Comment by geocar 8 hours ago

5 replies

Do you actually use this?

    $ md5 How\ I\ Block\ All\ 26\ Million\ Of\ Your\ Curl\ Requests.html
MD5 (How I Block All 26 Million Of Your Curl Requests.html) = e114898baa410d15f0ff7f9f85cbcd9d

(downloaded with Safari)

    $ curl https://foxmoss.com/blog/packet-filtering/ | md5sum
    e114898baa410d15f0ff7f9f85cbcd9d  -
I'm aware of curl-impersonate https://github.com/lwthiker/curl-impersonate which works around these kinds of things (and makes working with cloudflare much nicer), but serious scrapers use chrome+usb keyboard/mouse gadget that you can ssh into so there's literally no evidence of mechanical means.

Also: If you serve some Anubis code without actually running the anubis script in the page, you'll get some answers back so there's at least one anubis-simulator running on the Internet that doesn't bother to actually run the JavaScript it's given.

Also also: 26M requests daily is only 300 requests per second and Apache could handle that easily over 15 years ago. Why worry about something as small as that?

mrb 32 minutes ago

He does use it (I verified it from curl on a recent Linux distro). But he probably blocked only some fingerprints. And the fingerprint depends on the exact OpenSSL and curl versions, as different version combinations will send different TLS ciphers and extensions.

renegat0x0 2 hours ago

What I have seen it is hard to tell what "serious scrapers" use. They use many things. Some use this, some not. This is what I have learned reading webscraping on reddit. Nobody speaks things like that out loud.

There are many tools, see links below

Personally I think that running selenium can be a bottle neck, as it does not play nice, sometimes processes break, even system sometimes requires restart because of things blocked, can be memory hog, etc. etc.
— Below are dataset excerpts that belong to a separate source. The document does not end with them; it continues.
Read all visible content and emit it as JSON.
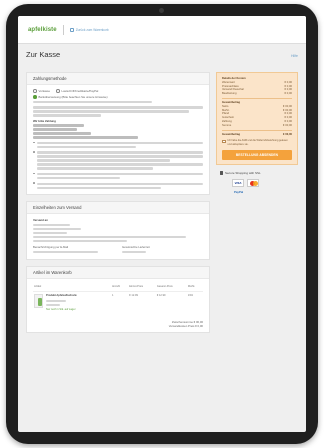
{
  "header": {
    "logo": "apfelkiste",
    "back_link": "Zurück zum Warenkorb"
  },
  "page": {
    "title": "Zur Kasse",
    "help": "Hilfe"
  },
  "payment": {
    "heading": "Zahlungsmethode",
    "options": [
      "Vorkasse",
      "Lastschrift/Kreditkarte/PayPal",
      "Banküberweisung (Bitte beachten Sie unsere Hinweise)"
    ],
    "selected_index": 2,
    "bank_title": "Wir bitte Zahlung"
  },
  "shipping": {
    "heading": "Einzelheiten zum Versand",
    "label_address": "Versand an",
    "label_phone": "Benachrichtigung per E-Mail",
    "label_delivery": "Gewünschte Lieferzeit"
  },
  "items": {
    "heading": "Artikel im Warenkorb",
    "columns": [
      "Artikel",
      "Anzahl",
      "Einzel-Preis",
      "Gesamt-Preis",
      "MwSt."
    ],
    "rows": [
      {
        "name": "Produkt Apfelsaftschorle",
        "qty": "1",
        "unit": "€ 12.99",
        "total": "€ 12.99",
        "tax": "19%",
        "stock": "Nur noch 1 Stk. auf Lager"
      }
    ],
    "footer_total": "Zwischensumme € 00,00",
    "footer_note": "Versandkosten Preis € 0,00"
  },
  "summary": {
    "heading": "Details der Kosten",
    "rows_top": [
      {
        "label": "Warenwert",
        "value": "€ 0,00"
      },
      {
        "label": "Preisnachlass",
        "value": "€ 0,00"
      },
      {
        "label": "Versand Pauschal",
        "value": "€ 0,00"
      },
      {
        "label": "Bearbeitung",
        "value": "€ 0,00"
      }
    ],
    "block_heading": "Gesamtbetrag",
    "rows_mid": [
      {
        "label": "Netto",
        "value": "€ 00,00"
      },
      {
        "label": "MwSt.",
        "value": "€ 00,00"
      },
      {
        "label": "Pfand",
        "value": "€ 0,00"
      },
      {
        "label": "Gutschein",
        "value": "€ 0,00"
      },
      {
        "label": "Zahlung",
        "value": "€ 0,00"
      },
      {
        "label": "Summe",
        "value": "€ 00,00"
      }
    ],
    "total_label": "Gesamtbetrag",
    "total_value": "€ 00,00",
    "terms": "Ich habe die AGB und die Widerrufsbelehrung gelesen und akzeptiere sie.",
    "order_button": "BESTELLUNG ABSENDEN"
  },
  "secure": {
    "label": "Secure Shopping with SSL",
    "visa": "VISA",
    "paypal": "PayPal"
  },
  "colors": {
    "brand_green": "#5a9e3a",
    "order_orange": "#f4a23c",
    "summary_bg": "#fbe4c9"
  }
}
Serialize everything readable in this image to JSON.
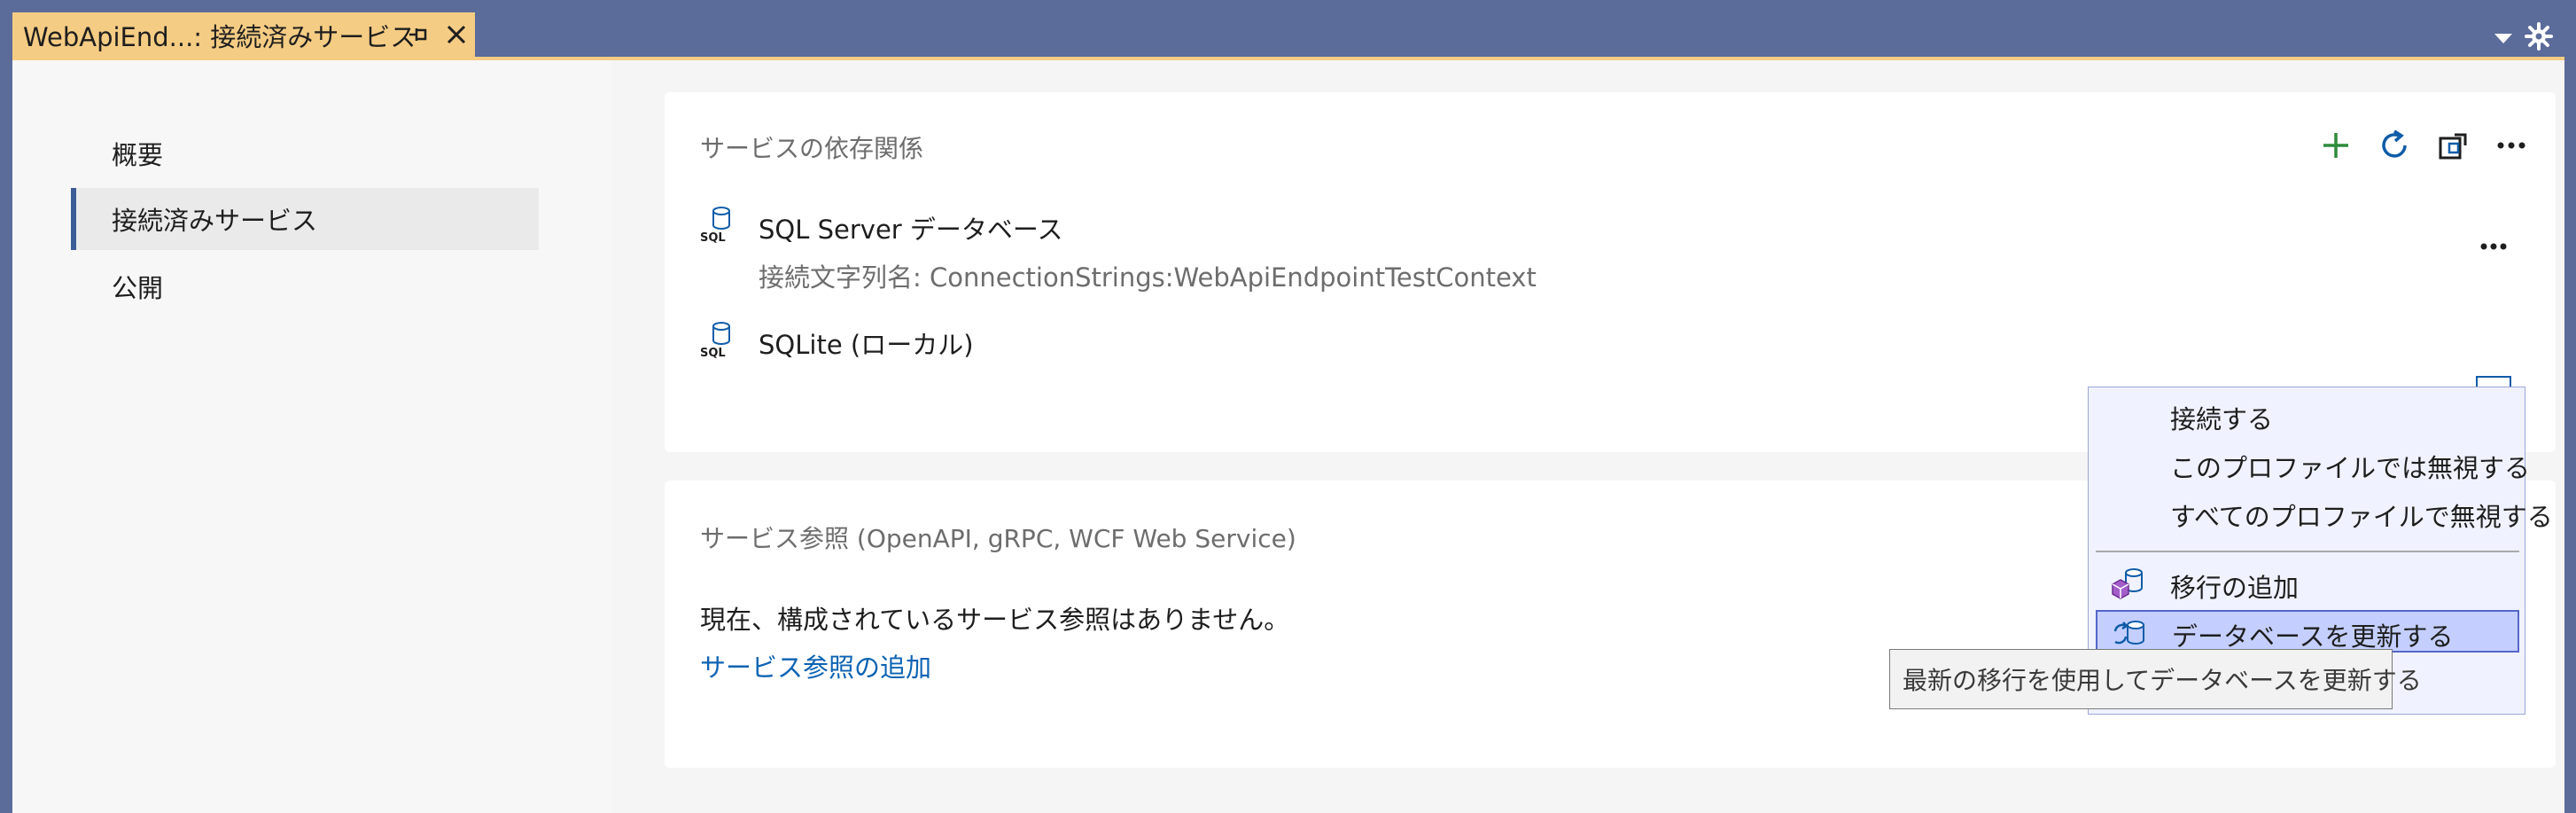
{
  "tab": {
    "title": "WebApiEnd...: 接続済みサービス"
  },
  "nav": {
    "items": [
      {
        "label": "概要"
      },
      {
        "label": "接続済みサービス"
      },
      {
        "label": "公開"
      }
    ]
  },
  "dependencies": {
    "title": "サービスの依存関係",
    "services": [
      {
        "name": "SQL Server データベース",
        "subtitle": "接続文字列名: ConnectionStrings:WebApiEndpointTestContext",
        "icon": "sql-database-icon"
      },
      {
        "name": "SQLite (ローカル)",
        "icon": "sql-database-icon"
      }
    ],
    "toolbar_icons": [
      "add-icon",
      "refresh-icon",
      "restore-icon",
      "more-icon"
    ]
  },
  "references": {
    "title": "サービス参照 (OpenAPI, gRPC, WCF Web Service)",
    "empty_text": "現在、構成されているサービス参照はありません。",
    "add_link": "サービス参照の追加"
  },
  "context_menu": {
    "items": [
      {
        "label": "接続する"
      },
      {
        "label": "このプロファイルでは無視する"
      },
      {
        "label": "すべてのプロファイルで無視する"
      },
      {
        "label": "移行の追加",
        "icon": "add-migration-icon"
      },
      {
        "label": "データベースを更新する",
        "icon": "update-database-icon",
        "highlighted": true
      }
    ]
  },
  "tooltip": {
    "text": "最新の移行を使用してデータベースを更新する"
  },
  "colors": {
    "tab_active": "#f5cc84",
    "frame": "#5b6b9a",
    "accent": "#0d63b3",
    "menu_highlight": "#c4cfff"
  }
}
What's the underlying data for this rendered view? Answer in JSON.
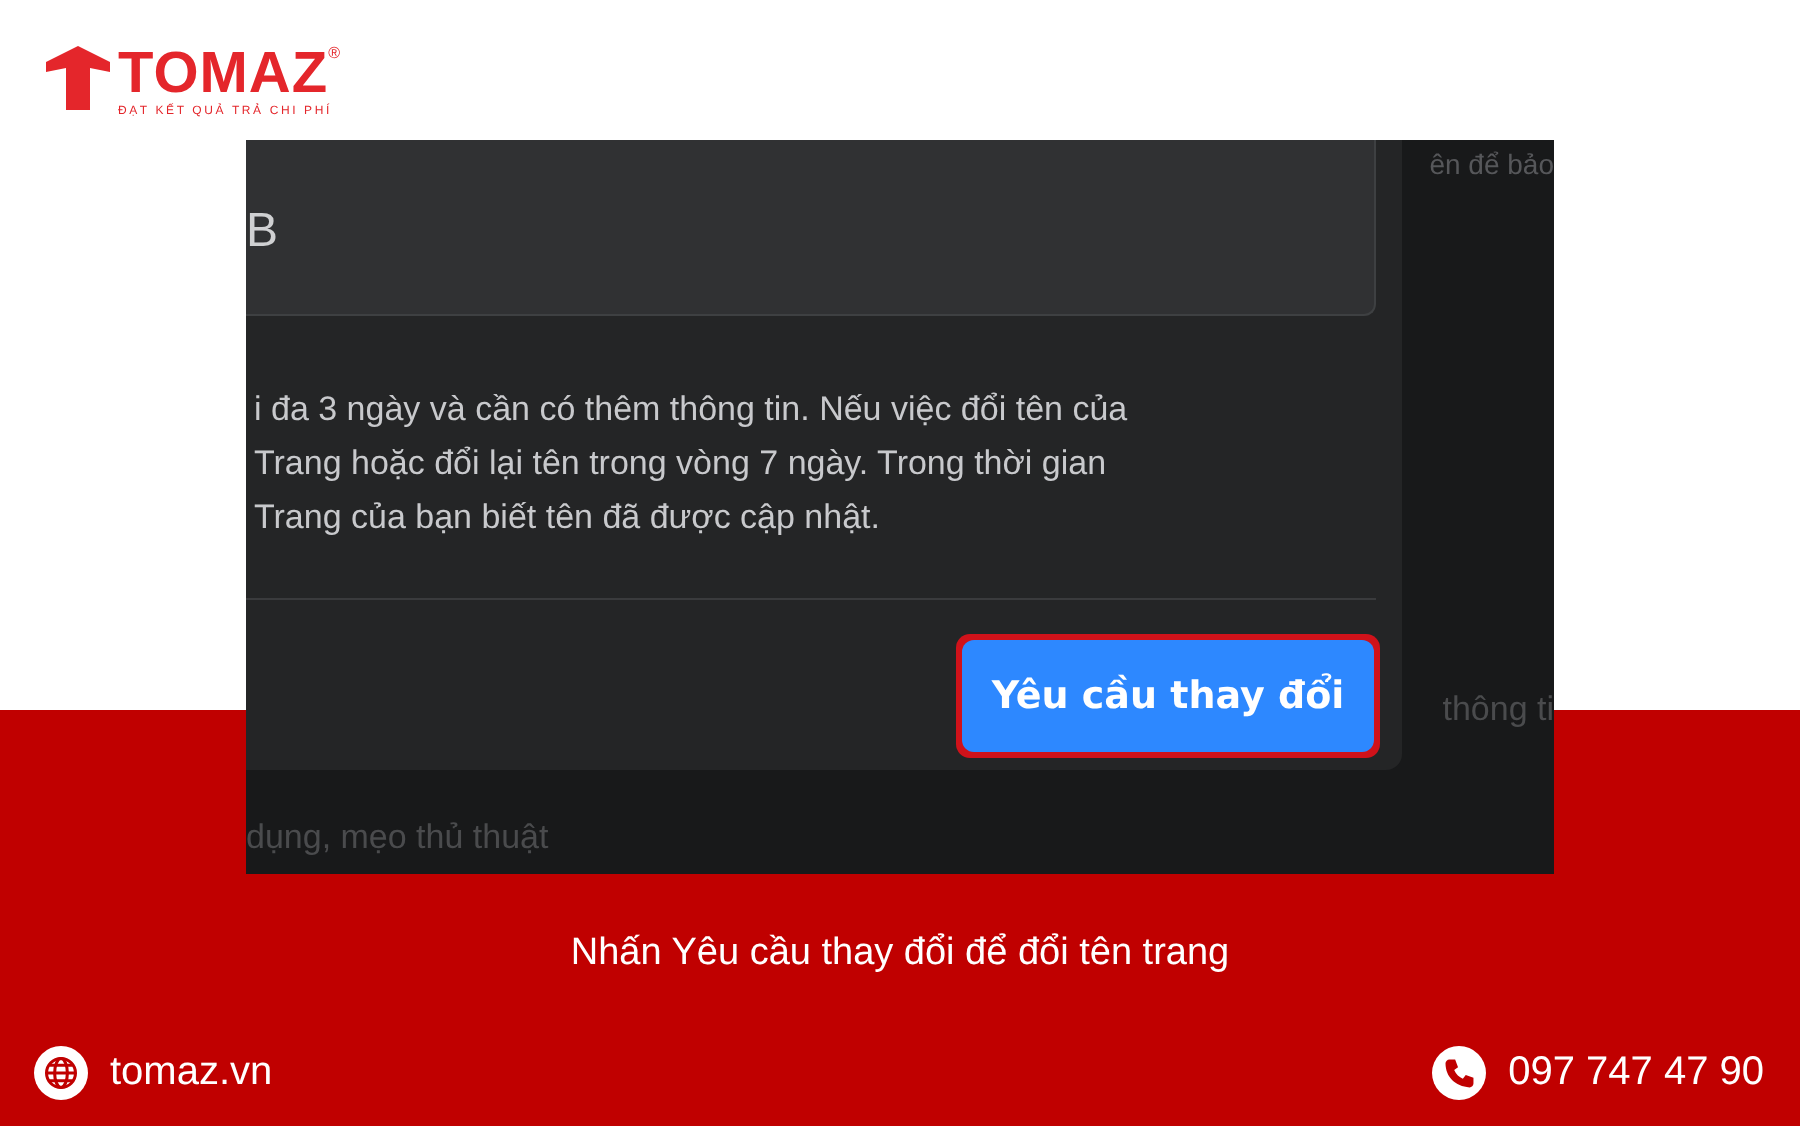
{
  "brand": {
    "name": "TOMAZ",
    "registered": "®",
    "tagline": "ĐẠT KẾT QUẢ TRẢ CHI PHÍ"
  },
  "screenshot": {
    "background_texts": [
      {
        "text": "ên để bảo",
        "kind": "top"
      },
      {
        "text": "thông ti",
        "kind": "right"
      },
      {
        "text": "dụng, mẹo thủ thuật",
        "kind": "line2"
      }
    ],
    "dialog": {
      "field_value": "B",
      "description_lines": [
        "i đa 3 ngày và cần có thêm thông tin. Nếu việc đổi tên của",
        "Trang hoặc đổi lại tên trong vòng 7 ngày. Trong thời gian",
        "Trang của bạn biết tên đã được cập nhật."
      ],
      "button": {
        "label": "Yêu cầu thay đổi",
        "highlighted": true
      }
    }
  },
  "caption": "Nhấn Yêu cầu thay đổi để đổi tên trang",
  "footer": {
    "website": "tomaz.vn",
    "phone": "097 747 47 90"
  }
}
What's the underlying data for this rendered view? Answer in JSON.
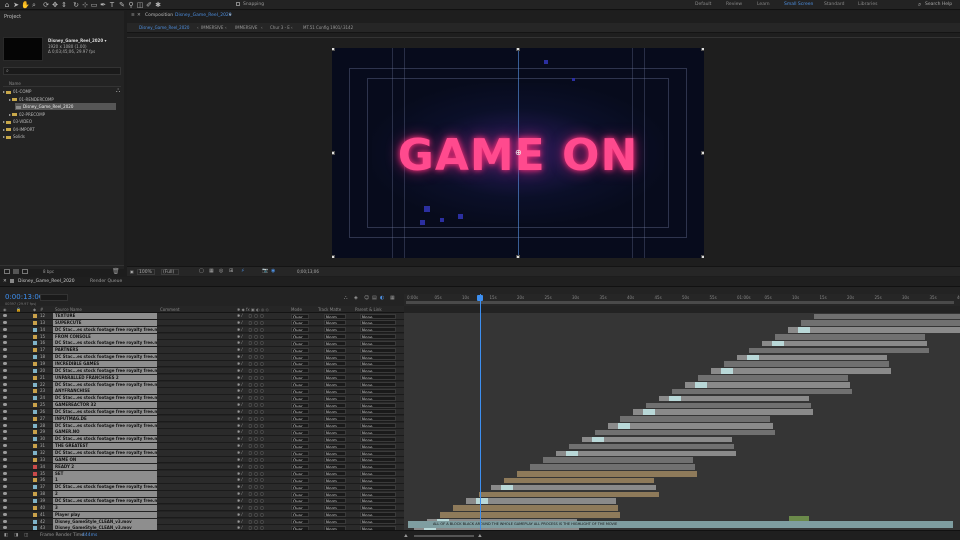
{
  "toolbar": {
    "snapping_label": "Snapping",
    "workspaces": [
      "Default",
      "Review",
      "Learn",
      "Small Screen",
      "Standard",
      "Libraries"
    ],
    "active_workspace": "Small Screen",
    "search_help": "Search Help"
  },
  "project": {
    "panel_title": "Project",
    "comp_name": "Disney_Game_Reel_2020 ▾",
    "info_line1": "1920 x 1080 (1.00)",
    "info_line2": "Δ 0;03;45;06, 29.97 fps",
    "name_header": "Name",
    "tree": [
      {
        "label": "01-COMP",
        "level": 0,
        "selected": false
      },
      {
        "label": "01-RENDERCOMP",
        "level": 1,
        "selected": false
      },
      {
        "label": "Disney_Game_Reel_2020",
        "level": 2,
        "selected": true
      },
      {
        "label": "02-PRECOMP",
        "level": 1,
        "selected": false
      },
      {
        "label": "03-VIDEO",
        "level": 0,
        "selected": false
      },
      {
        "label": "04-IMPORT",
        "level": 0,
        "selected": false
      },
      {
        "label": "Solids",
        "level": 0,
        "selected": false
      }
    ],
    "footer_bpc": "8 bpc"
  },
  "composition": {
    "tab_label": "Composition",
    "tab_comp": "Disney_Game_Reel_2020",
    "breadcrumbs": [
      "Disney_Game_Reel_2020",
      "IMMERSIVE",
      "IMMERSIVE",
      "Chur 3 - E",
      "MT.51 Config 1901/.3142"
    ],
    "title_text": "GAME ON",
    "zoom": "100%",
    "resolution": "(Full)",
    "timecode": "0;00;13;06"
  },
  "timeline": {
    "tab_label": "Disney_Game_Reel_2020",
    "render_queue": "Render Queue",
    "timecode": "0:00:13:06",
    "fps_label": "00397 (29.97 fps)",
    "headers": {
      "source": "Source Name",
      "comment": "Comment",
      "mode": "Mode",
      "trkmat": "Track Matte",
      "parent": "Parent & Link"
    },
    "ruler_ticks": [
      "0:00s",
      "05s",
      "10s",
      "15s",
      "20s",
      "25s",
      "30s",
      "35s",
      "40s",
      "45s",
      "50s",
      "55s",
      "01:00s",
      "05s",
      "10s",
      "15s",
      "20s",
      "25s",
      "30s",
      "35s",
      "40s"
    ],
    "footer_label": "Frame Render Time",
    "footer_value": "444ms",
    "audio_label": "ALL OF A BLOCK BLACK AROUND THE WHOLE GAMEPLAY ALL PROCESS IS THE HIGHLIGHT OF THE MOVIE"
  },
  "layers": [
    {
      "num": "12",
      "name": "TEXTURE",
      "color": "#c9a14a"
    },
    {
      "num": "13",
      "name": "SUPERCUTE",
      "color": "#c9a14a"
    },
    {
      "num": "14",
      "name": "DC Stac...es stock footage free royalty free.mp4",
      "color": "#7fb3c9"
    },
    {
      "num": "15",
      "name": "FROM CONSOLE",
      "color": "#c9a14a"
    },
    {
      "num": "16",
      "name": "DC Stac...es stock footage free royalty free.mp4",
      "color": "#7fb3c9"
    },
    {
      "num": "17",
      "name": "PARTNERS",
      "color": "#c9a14a"
    },
    {
      "num": "18",
      "name": "DC Stac...es stock footage free royalty free.mp4",
      "color": "#7fb3c9"
    },
    {
      "num": "19",
      "name": "INCREDIBLE GAMES",
      "color": "#c9a14a"
    },
    {
      "num": "20",
      "name": "DC Stac...es stock footage free royalty free.mp4",
      "color": "#7fb3c9"
    },
    {
      "num": "21",
      "name": "UNPARALLED FRANCHISES 2",
      "color": "#c9a14a"
    },
    {
      "num": "22",
      "name": "DC Stac...es stock footage free royalty free.mp4",
      "color": "#7fb3c9"
    },
    {
      "num": "23",
      "name": "ANYFRANCHISE",
      "color": "#c9a14a"
    },
    {
      "num": "24",
      "name": "DC Stac...es stock footage free royalty free.mp4",
      "color": "#7fb3c9"
    },
    {
      "num": "25",
      "name": "GAMEREACTOR 32",
      "color": "#c9a14a"
    },
    {
      "num": "26",
      "name": "DC Stac...es stock footage free royalty free.mp4",
      "color": "#7fb3c9"
    },
    {
      "num": "27",
      "name": "INPUTMAG.DE",
      "color": "#c9a14a"
    },
    {
      "num": "28",
      "name": "DC Stac...es stock footage free royalty free.mp4",
      "color": "#7fb3c9"
    },
    {
      "num": "29",
      "name": "GAMER.NO",
      "color": "#c9a14a"
    },
    {
      "num": "30",
      "name": "DC Stac...es stock footage free royalty free.mp4",
      "color": "#7fb3c9"
    },
    {
      "num": "31",
      "name": "THE GREATEST",
      "color": "#c9a14a"
    },
    {
      "num": "32",
      "name": "DC Stac...es stock footage free royalty free.mp4",
      "color": "#7fb3c9"
    },
    {
      "num": "33",
      "name": "GAME ON",
      "color": "#c9a14a"
    },
    {
      "num": "34",
      "name": "READY 2",
      "color": "#c94a4a"
    },
    {
      "num": "35",
      "name": "SET",
      "color": "#c94a4a"
    },
    {
      "num": "36",
      "name": "1",
      "color": "#c9a14a"
    },
    {
      "num": "37",
      "name": "DC Stac...es stock footage free royalty free.mp4",
      "color": "#7fb3c9"
    },
    {
      "num": "38",
      "name": "2",
      "color": "#c9a14a"
    },
    {
      "num": "39",
      "name": "DC Stac...es stock footage free royalty free.mp4",
      "color": "#7fb3c9"
    },
    {
      "num": "40",
      "name": "3",
      "color": "#c9a14a"
    },
    {
      "num": "41",
      "name": "Player play",
      "color": "#c9a14a"
    },
    {
      "num": "42",
      "name": "Disney_GameStyle_CLEAN_v3.mov",
      "color": "#7fb3c9"
    },
    {
      "num": "43",
      "name": "Disney_GameStyle_CLEAN_v3.mov",
      "color": "#7fb3c9"
    }
  ],
  "layer_defaults": {
    "mode": "Over",
    "trkmat": "Norm",
    "parent": "None"
  },
  "colors": {
    "accent": "#3d8ff0",
    "title_pink": "#ff4a8e",
    "folder": "#c8a84a"
  }
}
That is my experience.

To be able to scale I think you have to have your own implementation. Serious scrapers complain about people using selenium, or derivatives as noobs, who will come back asking why page X does not work in scraping mechanisms.

https://github.com/lexiforest/curl_cffi

https://github.com/encode/httpx

https://github.com/scrapy/scrapy

https://github.com/apify/crawlee

dancek 6 hours ago

The article talks about 26M requests per second. It's theoretical, of course.

jacquesm 7 hours ago

> Also also: 26M requests daily is only 300 requests per second and Apache could handle that easily over 15 years ago. Why worry about something as small as that?

That doesn't matter, does it? Those 26 million requests could be going to actual users instead and 300 requests per second is non-trivial if the requests require backend activity. Before you know it you're spending most of your infra money on keeping other people's bots alive.

  • arcfour 6 hours ago

    Blocking 26M bot requests doesn't mean 26M legitimate requests magically appear to take their place. The concern is that you're spending infrastructure resources serving requests that provide zero business value. Whether that matters depends on what those requests actually cost you. As the original commenter pointed out, this is likely not very much at all.